Sask. doctor sentenced for rape
A judge in Saskatchewan has sentenced Dr. John Schneeberger to six years for sexually assaulting two female patients and trying to fool DNA experts by inserting a tube of another man's blood into his arm.
Dr. John Schneeberger was found guilty by a judge in Regina Thursday.
In one case, Schneeberger drugged a woman before raping her in the examining room of a rural hospital in Kipling, Sask.
Prosecutors said he gave her a powerful anesthestic, Versed, that left her unable to move or cry out for help before attacking her in 1992.
Schneeberger, 38, was also convicted of sexually assaulting a second patient twice -- once in 1994, and again in 1995.
But the judge acquitted him on a charge of using a sedative in those attacks. He was also found not guilty of endangering a life with improper use of drugs.

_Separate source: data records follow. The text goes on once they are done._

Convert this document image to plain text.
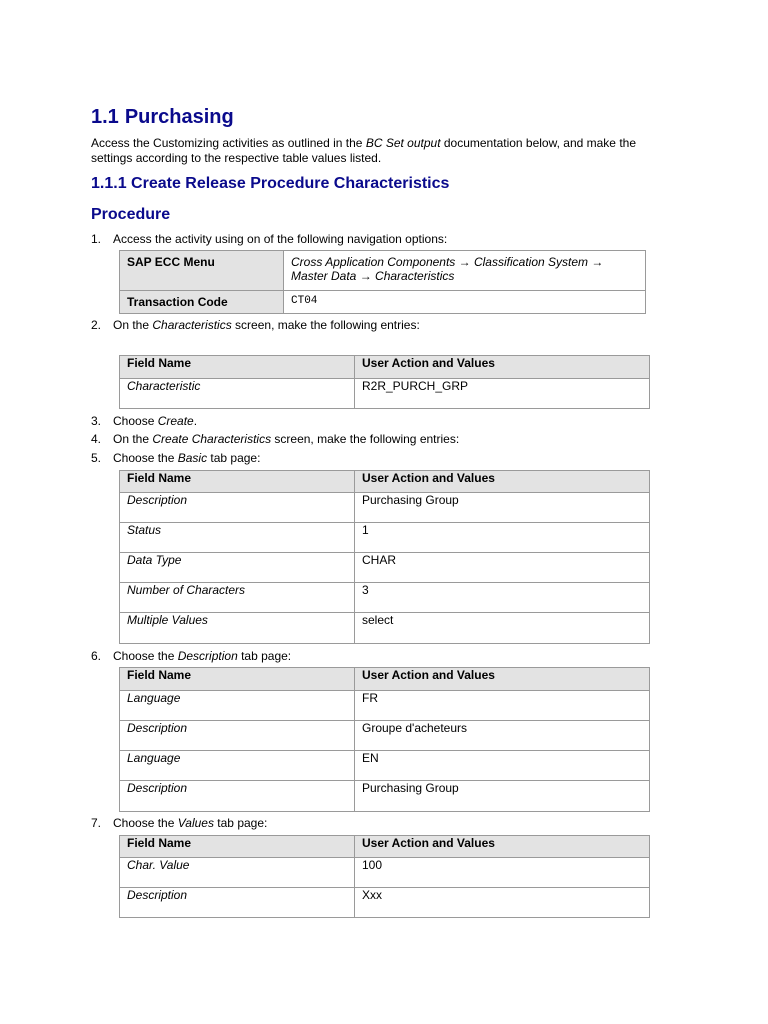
1.1 Purchasing

Access the Customizing activities as outlined in the BC Set output documentation below, and make the settings according to the respective table values listed.

1.1.1 Create Release Procedure Characteristics
Procedure

1. Access the activity using on of the following navigation options:

SAP ECC Menu	Cross Application Components → Classification System →
Master Data → Characteristics
Transaction Code	CT04

2. On the Characteristics screen, make the following entries:

Field Name	User Action and Values
Characteristic	R2R_PURCH_GRP

3. Choose Create.

4. On the Create Characteristics screen, make the following entries:

5. Choose the Basic tab page:

Field Name	User Action and Values
Description	Purchasing Group
Status	1
Data Type	CHAR
Number of Characters	3
Multiple Values	select

6. Choose the Description tab page:

Field Name	User Action and Values
Language	FR
Description	Groupe d'acheteurs
Language	EN
Description	Purchasing Group

7. Choose the Values tab page:

Field Name	User Action and Values
Char. Value	100
Description	Xxx
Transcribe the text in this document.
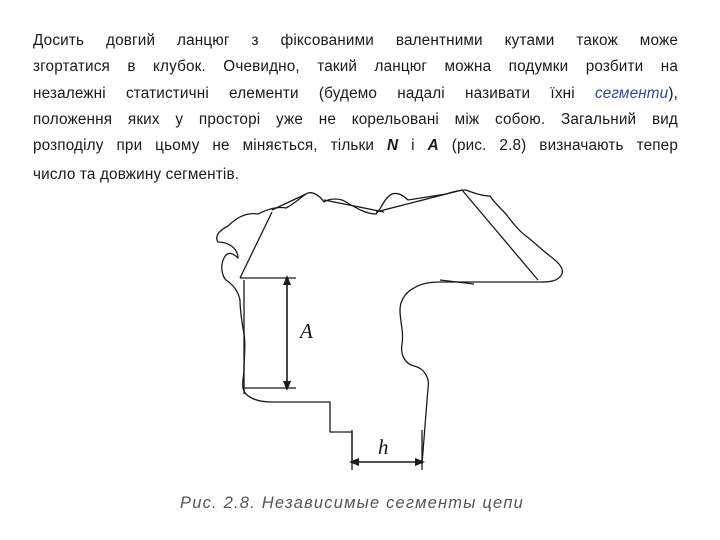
Досить довгий ланцюг з фіксованими валентними кутами також може
згортатися в клубок. Очевидно, такий ланцюг можна подумки розбити на
незалежні статистичні елементи (будемо надалі називати їхні сегменти),
положення яких у просторі уже не корельовані між собою. Загальний вид
розподілу при цьому не міняється, тільки N і A (рис. 2.8) визначають тепер
число та довжину сегментів.
A
h
Рис. 2.8. Независимые сегменты цепи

The doctor almost got away with his crime by slicing open his arm in an act of gruesome skulduggery.
During the trial, Schneeberger admitted placing a plastic tube full of a male patient's blood into his arm to try to trick police investigating the women's allegations against him.
On three occasions -- in 1992, 1993, and 1996 -- a lab technician withdrew blood from his arm for police, but in each case the sample came from the tube instead of his vein.
At first police doubted the women's allegations because the DNA blood samples did not match the rapist's semen.
Detectives eventually charged the doctor after obtaining a sample of his hair, which matched the semen but not the earlier blood.
In addition to sexual assault, Schneeberger was convicted of obstructing justice.
A small crowd jeered him as he was handcuffed and led away from the courthouse Thursday.
"This is a glorious day that I've waited for for seven years," said one of the victims, now 29.
"I hope he rots because that's exactly what he deserves for all the hurt (he) caused," she said.